Alternatively, what else can I replace this with that is compatible with using twisted.internet server&resource to set up / listen to the port? Or maybe something that can replace both the reactor and twisted.internet?

    class DatePage(resource.Resource):
        def __init__(self, date_string):
            resource.Resource.__init__(self)
            self.date_str = str(date_string)

        def render_GET(self, request):
            request.responseHeaders.addRawHeader(b"content-type", b"application/json")
            return get_json().encode('utf-8')
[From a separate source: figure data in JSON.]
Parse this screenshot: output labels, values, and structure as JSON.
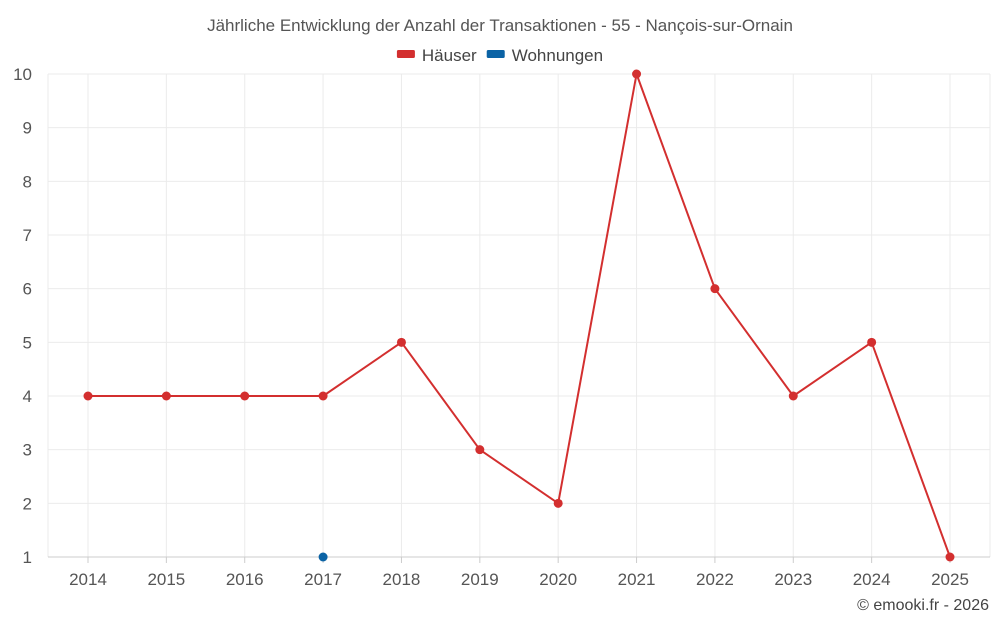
{
  "colors": {
    "houses": "#d32f2f",
    "apartments": "#0b63a5",
    "grid": "#ebebeb",
    "axis": "#cccccc",
    "text": "#555555"
  },
  "chart_data": {
    "type": "line",
    "title": "Jährliche Entwicklung der Anzahl der Transaktionen - 55 - Nançois-sur-Ornain",
    "xlabel": "",
    "ylabel": "",
    "categories": [
      "2014",
      "2015",
      "2016",
      "2017",
      "2018",
      "2019",
      "2020",
      "2021",
      "2022",
      "2023",
      "2024",
      "2025"
    ],
    "ylim": [
      1,
      10
    ],
    "yticks": [
      "1",
      "2",
      "3",
      "4",
      "5",
      "6",
      "7",
      "8",
      "9",
      "10"
    ],
    "grid": true,
    "legend_position": "top-center",
    "series": [
      {
        "name": "Häuser",
        "color": "#d32f2f",
        "values": [
          4,
          4,
          4,
          4,
          5,
          3,
          2,
          10,
          6,
          4,
          5,
          1
        ]
      },
      {
        "name": "Wohnungen",
        "color": "#0b63a5",
        "values": [
          null,
          null,
          null,
          1,
          null,
          null,
          null,
          null,
          null,
          null,
          null,
          null
        ]
      }
    ]
  },
  "credit": "© emooki.fr - 2026"
}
    class PageFactory(resource.Resource):
      def getChild(self, date_string, request):
          return DatePage(date_string)

    class ControlThread(threading.Thread):
        def __init__(self, control_queue, stop_event):
            threading.Thread.__init__(self)
            self.control_queue = control_queue
            self.stop_event = stop_event
            self.site = server.Site(PageFactory())
            self.port = reactor.listenTCP(host_port, self.site)
            reactor.startRunning(False)

        def run(self):
            while not self.stop_event.is_set():
                try:
                    self.process_command(self.control_queue.get_nowait())
                    reactor.iterate()
                except queue.Empty:
                    pass
                time.sleep(0.001)
                reactor.iterate()
            sys.stderr.write("reactor.stop()\n")
            self.port.stopListening()
            reactor.callFromThread(reactor.stop)
            # reactor_thread.join()
            while reactor.running:
                print("running")
                time.sleep(0.1)
            if not reactor.running:
                print("STOPPED!!")

Edit: Added example. Problem is in ControlThread, other classes are for background.

Upvotes: 0

Views: 2641

Answers (2)

In my app, I am able to close the app with this code

from twisted.internet import reactor

# execute this in my fucntion
reactor.stop()

It will be equivalent to finis the app with code 0. I am still looking for an alternative, because I need to stop my app with an error in order to docker compose will restart my container automatically.

Upvotes: 0

Jean-Paul Calderone
Jean-Paul Calderone

Reputation: 48345

It looks like you are trying to run the Twisted reactor in a non-main thread and then send messages to it (a stop message and, it looks like, some other messages as well).

Twisted has a thread-safe message passing API already - and you're even using it: reactor.callFromThread. You should just use this to communicate with the reactor. This removes the need to call the non-interface methods startRunning and iterate and use the confusing and complicated running attribute (all of which you should avoid in any Twisted-based program you write).

So:

class ReactorThread(Thread):
    def __init__(self, reactor):
        Thread.__init__(self)
        self.reactor = reactor

    def listen(self):
        self.reactor.callFromThread(self._listen)

    def _listen(self):
        self.site = server.Site(PageFactory())
        self.port = reactor.listenTCP(host_port, self.site)

    def run(self):
        self.reactor.run(installSignalHandlers=False)

# later ...
from twisted.internet import reactor
t = ReactorThread(reactor)
t.start()
# ...
t.reactor.callFromThread(t.reactor.stop)
t.join()

You can also use t.reactor.callFromThread to send whatever other messages you like, in the form of a function that will be called in the reactor thread.